Tech companies are fundamentally reshaping Indonesia’s economic outlook

Rapid digitalization has major ramifications for Southeast Asia’s largest economy.

Photo by Appai on Unsplash. Photo by Appai on Unsplash.

According to a recent study, Indonesia’s digital economy is expected to nearly double in value from IDR 814 trillion last year to IDR 1.447 quadrillion (USD 101 billion) by 2024. In comparison to the other rising digital economies in Southeast Asia—such as Thailand, Vietnam, and the Philippines—Indonesia is racing ahead because it has a robust tech scene and plenty of capital to boot; that it’s the largest economy in the region helps too. In a time when technology defines some aspects of our daily lives, how does Indonesia’s ballooning digital economy influence the country’s economic outlook?

Joint research by the Institute for Development of Economics and Finance (INDEF) and research foundation Laboratorium Data Persada indicates that the digital economy generates added value to several sectors, including manufacturing, trade and transportation, as well as communications.

Indonesia’ GDP growth is at a healthy 5.2%, and 171 million Indonesians are online (that’s 64.8% of the population). The economy’s digitalization is expected to reduce unemployment, which currently stands at 5.2% and is expected to drop to 4.9% by the end of the quarter.

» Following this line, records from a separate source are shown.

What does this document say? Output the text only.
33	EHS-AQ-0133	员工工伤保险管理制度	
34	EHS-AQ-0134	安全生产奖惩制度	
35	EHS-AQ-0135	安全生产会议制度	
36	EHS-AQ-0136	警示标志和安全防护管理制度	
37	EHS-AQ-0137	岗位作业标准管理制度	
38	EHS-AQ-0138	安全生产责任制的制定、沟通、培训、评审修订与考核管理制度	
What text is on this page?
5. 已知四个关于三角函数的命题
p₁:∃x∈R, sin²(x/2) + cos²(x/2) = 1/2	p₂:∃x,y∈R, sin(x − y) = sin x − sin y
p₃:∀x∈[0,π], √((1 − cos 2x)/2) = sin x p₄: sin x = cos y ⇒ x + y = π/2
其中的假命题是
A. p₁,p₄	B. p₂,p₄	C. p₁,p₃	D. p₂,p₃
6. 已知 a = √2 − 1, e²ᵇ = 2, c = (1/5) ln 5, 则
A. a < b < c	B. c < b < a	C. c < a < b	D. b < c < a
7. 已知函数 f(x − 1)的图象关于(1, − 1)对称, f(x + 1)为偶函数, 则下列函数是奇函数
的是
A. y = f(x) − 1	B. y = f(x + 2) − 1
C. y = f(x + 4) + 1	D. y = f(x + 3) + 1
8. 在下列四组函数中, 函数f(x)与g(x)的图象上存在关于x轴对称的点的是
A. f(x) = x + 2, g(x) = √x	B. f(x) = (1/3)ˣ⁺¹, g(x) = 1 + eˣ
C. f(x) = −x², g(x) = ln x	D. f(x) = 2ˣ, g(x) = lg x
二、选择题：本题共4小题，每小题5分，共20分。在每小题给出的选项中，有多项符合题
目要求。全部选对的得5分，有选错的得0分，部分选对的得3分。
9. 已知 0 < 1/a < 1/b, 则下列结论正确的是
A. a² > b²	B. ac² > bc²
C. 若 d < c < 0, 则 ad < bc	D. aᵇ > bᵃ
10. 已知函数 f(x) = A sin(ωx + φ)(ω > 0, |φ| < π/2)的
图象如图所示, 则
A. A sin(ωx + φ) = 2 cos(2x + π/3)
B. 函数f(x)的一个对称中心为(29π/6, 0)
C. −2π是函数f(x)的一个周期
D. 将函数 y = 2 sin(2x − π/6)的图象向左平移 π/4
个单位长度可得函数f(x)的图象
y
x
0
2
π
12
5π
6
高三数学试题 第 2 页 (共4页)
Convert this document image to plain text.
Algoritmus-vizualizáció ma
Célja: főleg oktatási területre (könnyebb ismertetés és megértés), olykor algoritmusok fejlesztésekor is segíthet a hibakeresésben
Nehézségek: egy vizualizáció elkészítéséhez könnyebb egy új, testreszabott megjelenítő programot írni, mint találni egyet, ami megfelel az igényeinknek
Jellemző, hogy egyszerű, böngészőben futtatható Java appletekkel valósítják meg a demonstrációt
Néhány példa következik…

Tech startups, in particular, are creating new opportunities for personnel with the right skills. Unicorns like Traveloka, Tokopedia, and Bukalapak, as well as the ever-expanding decacorn Go-Jek, are constantly seeking new, innovative workers. In some parts of the country, there is also an increasing reliance on the blue-collar workforce, such as drivers and domestic helpers.

The rapid rise of the digital economy has seen other tangible improvements to Indonesia’s population as well. The gig economy provides new channels of income and employment for traditional low wage earners, and access to education materials and other information gives Indonesians of all backgrounds the chance to improve their skills or augment their existing curriculum. Education and vocational training hasn’t been entirely equalized, but phone-based platforms are making nudges in a constructive direction.

Other public services such as healthcare have also been impacted positively, with telemedicine and AI-enabled medical devices that identify symptoms or improve patient care, reducing human error and lowering costs through web and mobile tools. Looking at Jakarta specifically, health applications such as Halodoc allow for convenient, instant medical services, in some cases giving patients the space to recuperate at home instead of weaving through the city to seek treatment and fill prescriptions. At many hospitals, once a patient has received their medicine, they can head back home and have their refills delivered via Halodoc at no additional charge. The company also has a “tanya dokter” feature that allows you to connect with their database of over 1,000 specialists who can issue diagnoses through a telemedicine connection for certain conditions.

Photo by Sharon McCutcheon on Unsplash.

That being said, there is persistent trepidation that the gig economy’s entrenchment could relegate those who rely on it for income to a new form of underclass, serving the wealthy elite for a pittance, rather than providing an avenue out of lower economic brackets.

Considering the spillover effect on the other sectors, “the manufacturing sector has benefited the most,” says INDEF research director Berly Martawardaya. With the digital economy expected to create IDR 100 trillion (USD 71 million) in value for the manufacturing industry by 2024, the government is working to ensure there is stable internet access nationwide as soon as possible to spur growth in the digital economy. Public officials are also working with entrepreneurs to develop digital skills and financial access in rural areas, among other things.

Felicia Tanuwijaya—founder of millennial-focused clothing brand Krom Collective, which has manufacturing plants in Indonesia—claims that 40% of her online sales come from small cities around indonesia, while the rest are for orders from the capital Jakarta. Buyers typically place orders through Instagram and WhatsApp, though the company also makes sales through the e-commerce platform Tokopedia. “A lot of the factory workers in Yogyakarta did not have smartphones when we started manufacturing a few years ago,” Tanuwijaya said. “And now with the rapid digitalization, I am able to send and receive media on the production process, and they are able to see how the products we manufacture are being sold online.” This lets her work remotely in Jakarta, minimizing time spent on the road, giving her more space to focus on building her business.

Businesses like Krom Collective as well as larger tech companies of all streaks demand workers with advanced skill sets and an understanding of IoT implementations in everyday situations. Even those on the business side are required to master “growth hacking,” which requires out-of-the-box thinking. On the ground, rapid digitalization means Indonesia’s workers will need to adopt new skills to remain competitive—and keep Indonesia ahead of the game in the region.